With its tale of the demonic possession of a 12-year-old girl, The Exorcist went on to become a huge hit with both horror fans and general audiences worldwide and showed viewers the extent to which makeup could affect the power of a film. Since actress Linda Blair was so young and director William Friedkin was unsure whether she could handle many of the scenes, Smith had a duplicate makeup that was prepared for her double, Eilleen Dietz. “Eilleen actually was only used in a couple of scenes,” according to Smith, “because Linda learned so fast and did so well.” For the scene where the possessed girl spews vomit at Jason Miller’s priest character, Smith made a device that fit in Dietz’ mouth, like a horse’s bit. Channels on either side of the cheeks were linked to a pressure mechanism that forced hot pea soup through it. “She couldn’t close her mouth,” said Smith. “It wasn’t comfortable to wear for hours, which is why it was done on Eilleen.”
To build the film’s rotating dummy head, Smith brought in Baker, then a young aspiring makeup artist. “The rotating dummy was one of the biggest single jobs,” Smith commented, “Rick and I made molds of Linda’s body from head to toe and we actually were able to life-cast her face with her eyes and mouth open. She had white contact lenses in her eyes to protect them and we got a smile from her lifecast which made the dummy look very life-like.”

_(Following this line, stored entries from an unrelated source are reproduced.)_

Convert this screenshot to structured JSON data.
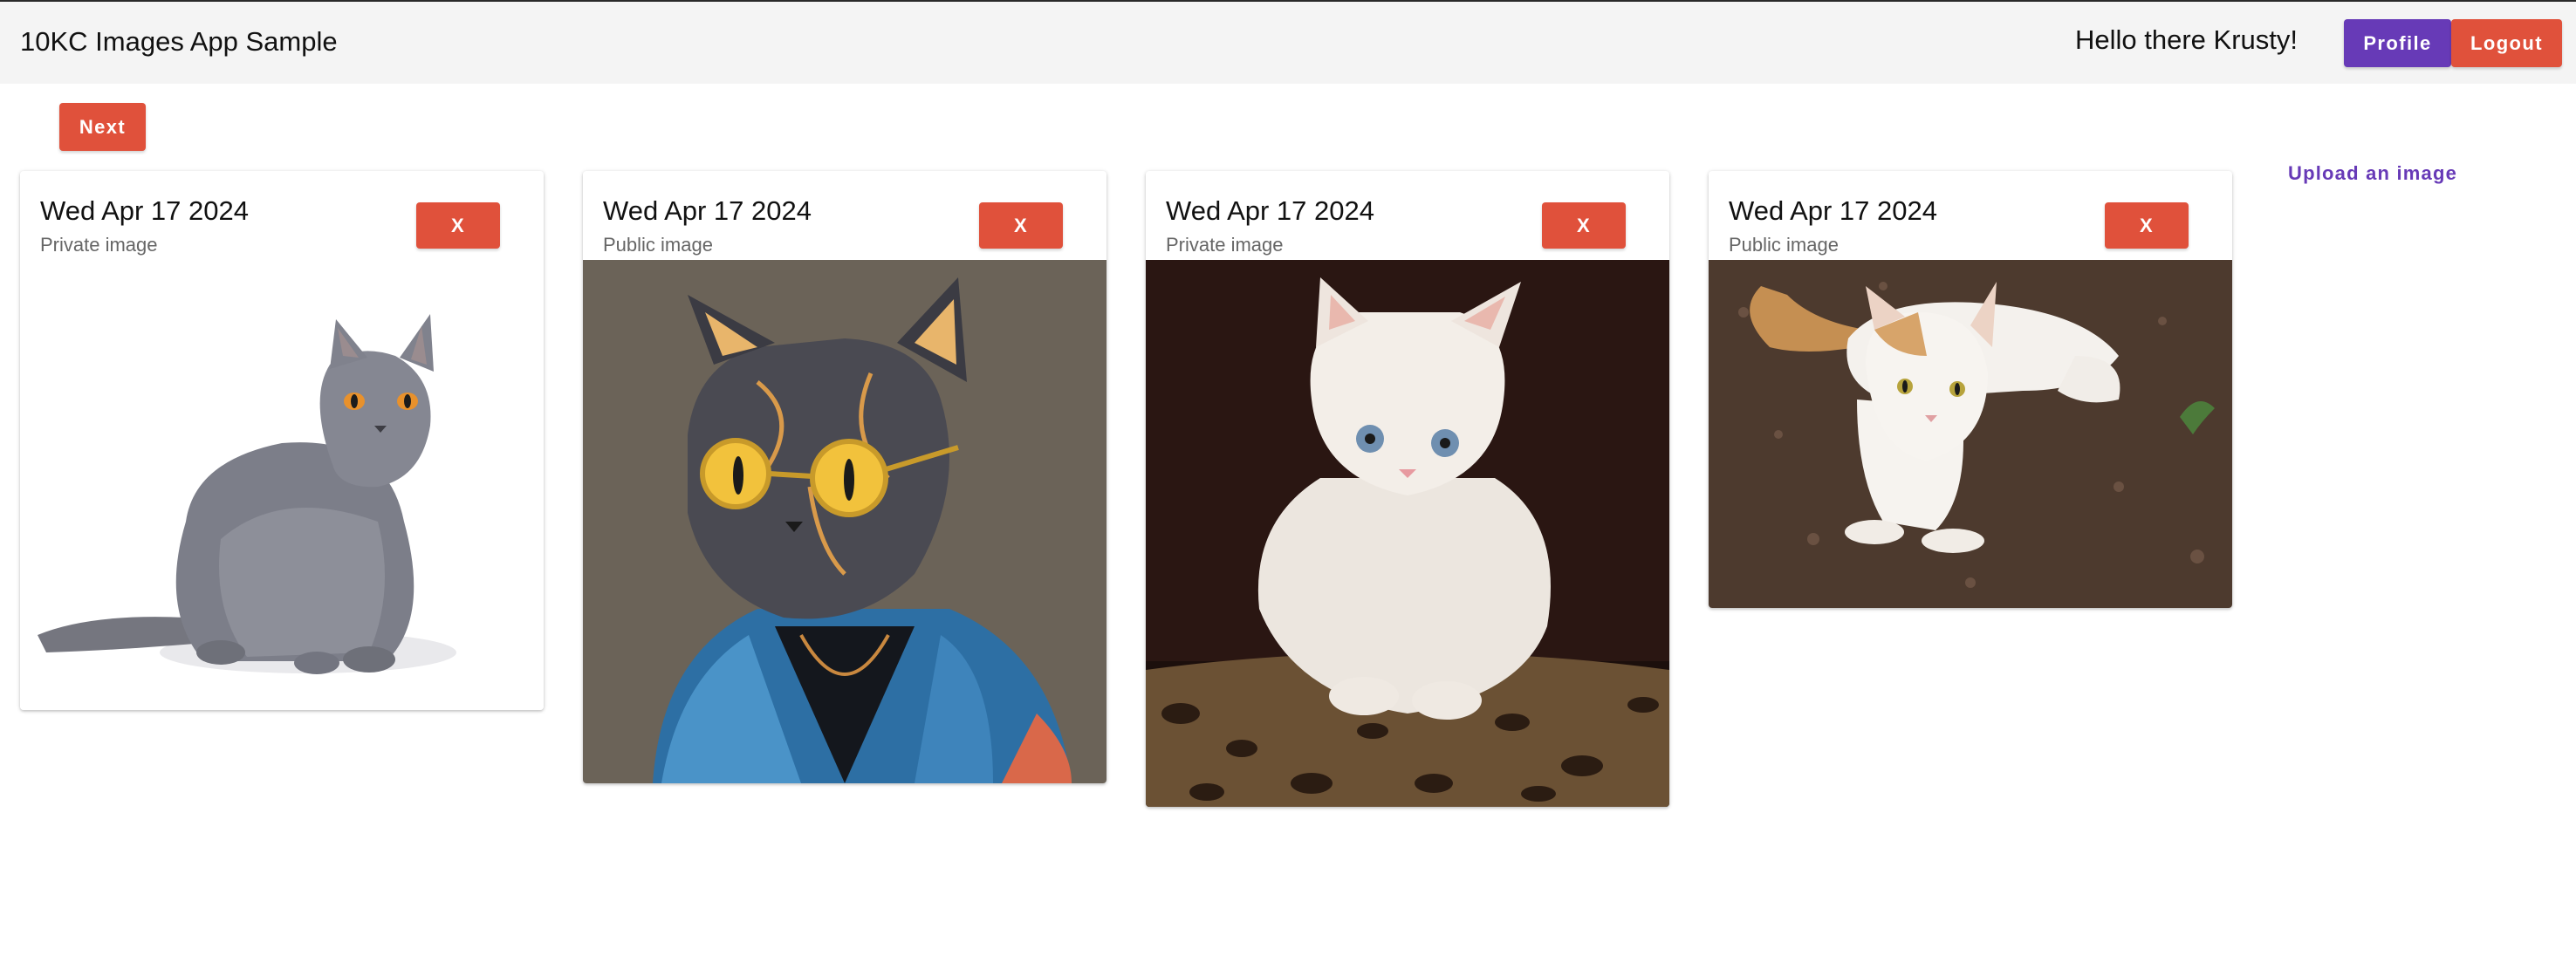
{
  "header": {
    "app_title": "10KC Images App Sample",
    "greeting": "Hello there Krusty!",
    "profile_label": "Profile",
    "logout_label": "Logout"
  },
  "toolbar": {
    "next_label": "Next",
    "upload_label": "Upload an image"
  },
  "colors": {
    "primary_purple": "#673ab7",
    "danger_red": "#e0513b",
    "header_bg": "#f4f4f4"
  },
  "cards": [
    {
      "date": "Wed Apr 17 2024",
      "privacy": "Private image",
      "delete_label": "X",
      "image": "gray-cat-photo"
    },
    {
      "date": "Wed Apr 17 2024",
      "privacy": "Public image",
      "delete_label": "X",
      "image": "cat-with-glasses-illustration"
    },
    {
      "date": "Wed Apr 17 2024",
      "privacy": "Private image",
      "delete_label": "X",
      "image": "white-kitten-photo"
    },
    {
      "date": "Wed Apr 17 2024",
      "privacy": "Public image",
      "delete_label": "X",
      "image": "white-orange-cat-on-soil-photo"
    }
  ]
}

Another of The Exorcist’s myriad effects marvels was achieved when Blair’s neck bulged out on camera. “To make an inflatable bladder, I cut up a condom, got a large section of thin flat latex and I literally cut it into a circle and glued it to the skin all the way around the perimeter,” Smith recalled. “Next, a thin foam latex appliance was glued over the bladder. Then, I inserted a tube under the bladder and sealed it. A difficulty was that when she twisted her neck, it could make big folds or wrinkles in this skin, so I found that as I applied the foam latex neck, I had to stretch it really tight to prevent it from wrinkling.”
The old-age makeup created for Von Sydow “consisted of appliances on the sides of his face, on his chin, and his upper lip, but the rest was old-age stipple around his eyes and neck, and he had a little waddle over his Adam’s apple,” Smith revealed. “That was actually a copy of my own neck to which I had applied three layers of old age stipple and then made a mold. Then, I blended the waddle in with the old-age stipple that I put on his neck.” Smith’s assistant, Bob Laden, executed the three-and-a-half hour application job.
Smith won much kudos from his peers and fans for The Exorcist, but no Academy Award category for makeup existed at the time (Baker won the first makeup Oscar in 1981 for An American Werewolf in London). Smith finally won his award in 1984 for Amadeus and retired in 1987, but to this day, he remains an active participant in the makeup community, teaching a correspondence class from his Connecticut home and serving as a mentor to countless young artists.